I am sad to say that there were times when I neglected my family. My in-laws lived across the road, and they helped out a lot. I have never had time to watch TV, and I have no time for social media. Everything is scheduled on a calendar. When I was working full time and involved with lots of nursing and work responsibilities, social events would just have to be missed. Work always came first. Thankfully, I am strong and healthy. In 40 years of full-time nursing, I only took 30 sick days.

The experiences that I have had in nursing, teaching, union work, and humanitarian mission work, in addition to raising a family and being involved with grandchildren and an active Rotarian, have in each and every case been challenging and immensely personally rewarding for a full and complete life.

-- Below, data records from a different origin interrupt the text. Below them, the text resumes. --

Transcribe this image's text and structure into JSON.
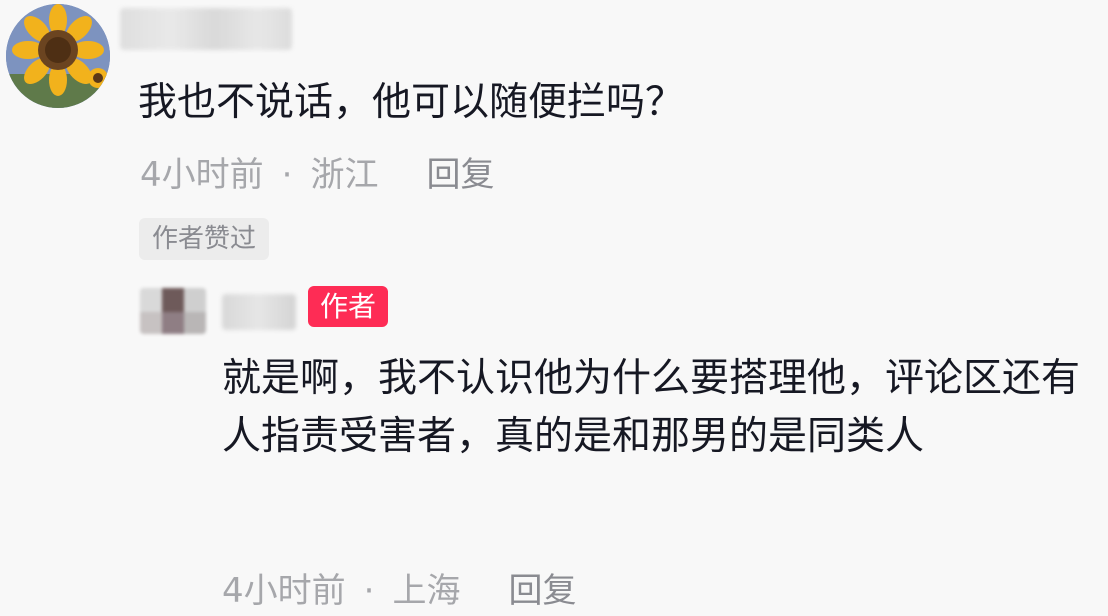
{
  "comment": {
    "avatar_icon": "sunflower-avatar",
    "text": "我也不说话，他可以随便拦吗？",
    "time": "4小时前",
    "separator": "·",
    "location": "浙江",
    "reply_label": "回复",
    "liked_by_author": "作者赞过"
  },
  "reply": {
    "author_badge": "作者",
    "text": "就是啊，我不认识他为什么要搭理他，评论区还有人指责受害者，真的是和那男的是同类人",
    "time": "4小时前",
    "separator": "·",
    "location": "上海",
    "reply_label": "回复"
  },
  "colors": {
    "background": "#f8f8f8",
    "text": "#161823",
    "meta": "#a6a7ab",
    "author_badge": "#fe2c55"
  }
}
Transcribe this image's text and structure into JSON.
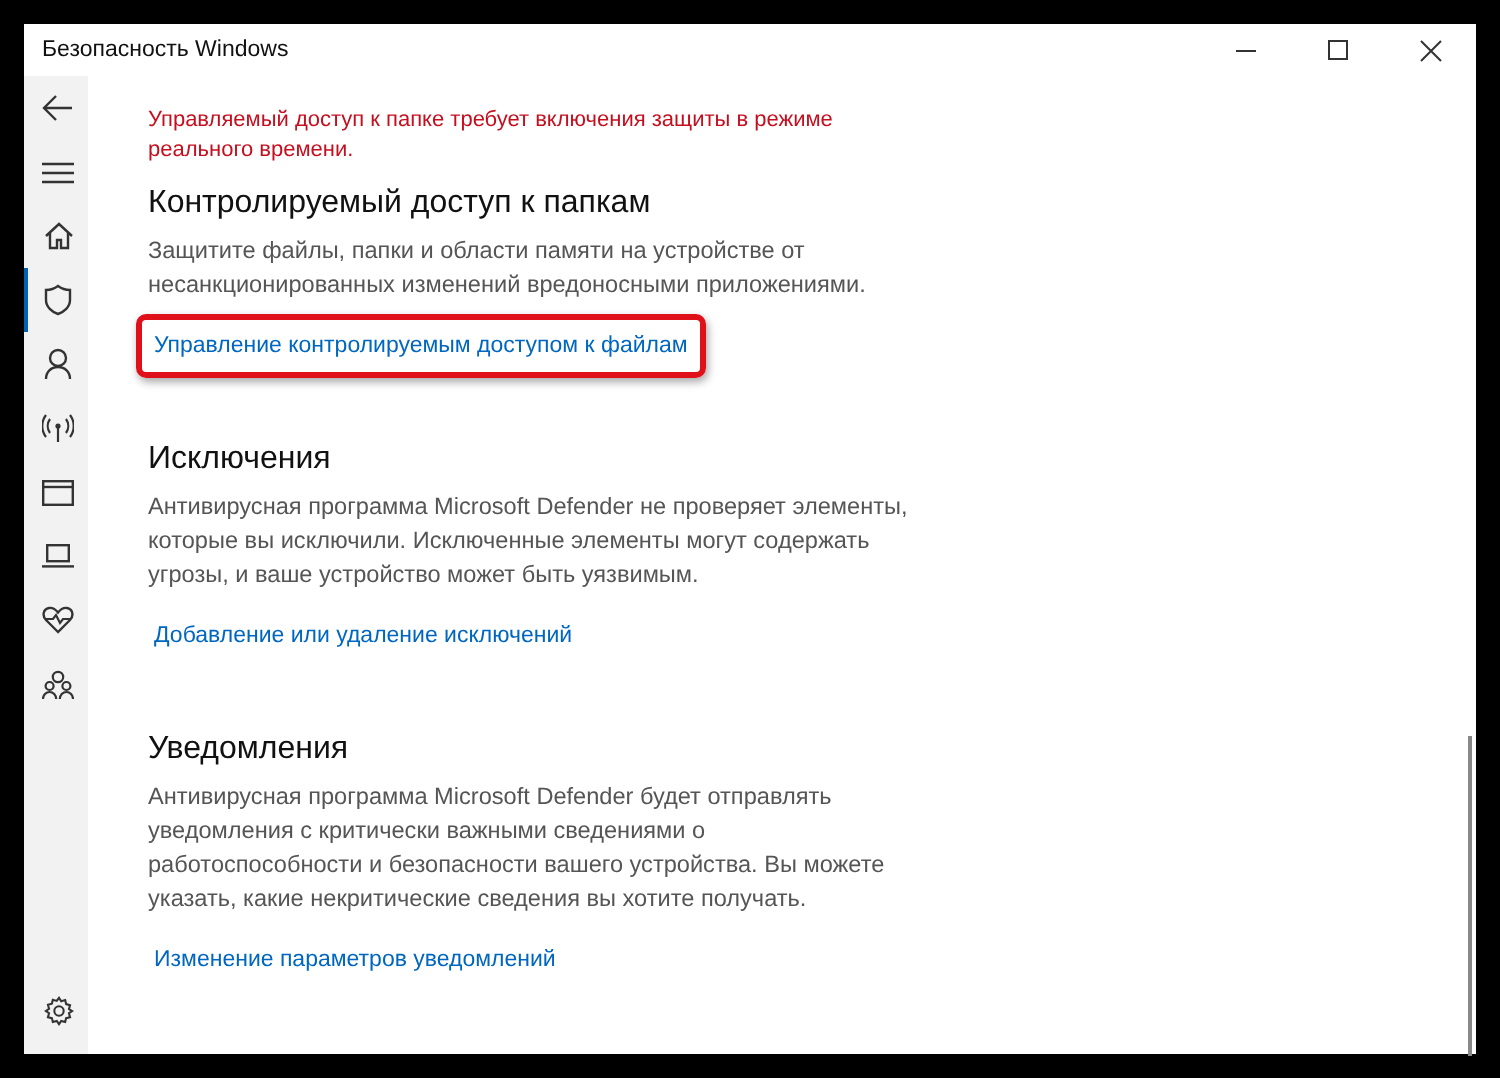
{
  "window": {
    "title": "Безопасность Windows"
  },
  "nav": [
    {
      "kind": "back",
      "selected": false
    },
    {
      "kind": "menu",
      "selected": false
    },
    {
      "kind": "home",
      "selected": false
    },
    {
      "kind": "shield",
      "selected": true
    },
    {
      "kind": "person",
      "selected": false
    },
    {
      "kind": "wireless",
      "selected": false
    },
    {
      "kind": "browser",
      "selected": false
    },
    {
      "kind": "laptop",
      "selected": false
    },
    {
      "kind": "heart",
      "selected": false
    },
    {
      "kind": "family",
      "selected": false
    }
  ],
  "nav_bottom": [
    {
      "kind": "settings",
      "selected": false
    }
  ],
  "alert": "Управляемый доступ к папке требует включения защиты в режиме реального времени.",
  "sections": [
    {
      "heading": "Контролируемый доступ к папкам",
      "description": "Защитите файлы, папки и области памяти на устройстве от несанкционированных изменений вредоносными приложениями.",
      "link": {
        "label": "Управление контролируемым доступом к файлам",
        "highlighted": true
      }
    },
    {
      "heading": "Исключения",
      "description": "Антивирусная программа Microsoft Defender не проверяет элементы, которые вы исключили. Исключенные элементы могут содержать угрозы, и ваше устройство может быть уязвимым.",
      "link": {
        "label": "Добавление или удаление исключений",
        "highlighted": false
      }
    },
    {
      "heading": "Уведомления",
      "description": "Антивирусная программа Microsoft Defender будет отправлять уведомления с критически важными сведениями о работоспособности и безопасности вашего устройства. Вы можете указать, какие некритические сведения вы хотите получать.",
      "link": {
        "label": "Изменение параметров уведомлений",
        "highlighted": false
      }
    }
  ]
}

I have had the fortune of accepting several awards during the course of my career. I share them with the Ottawa Civic Hospital class of ’64, with whom I received such a great nurses’ education; my family who have supported me; all of my patients and my students; the many team members I’ve collaborated with, including the numerous volunteers who work with me; the people who respond by giving supplies; and the people and organizations who send them where they are needed around the world. They have all helped mould me into the person I am, apparently worthy of being named to the Order of Canada.


Jean Aitcheson was named a member of the Order of Canada in 2002. She is also the recipient of the Queen Elizabeth Golden Jubilee Medal (2002), the Stratford Woman of the Year in Health and Wellness (2014), the Rotary Service Above Self Award (2017), the Stratford Senior Citizen of the Year (2022), and the Province of Ontario Senior Achievement Award (2022).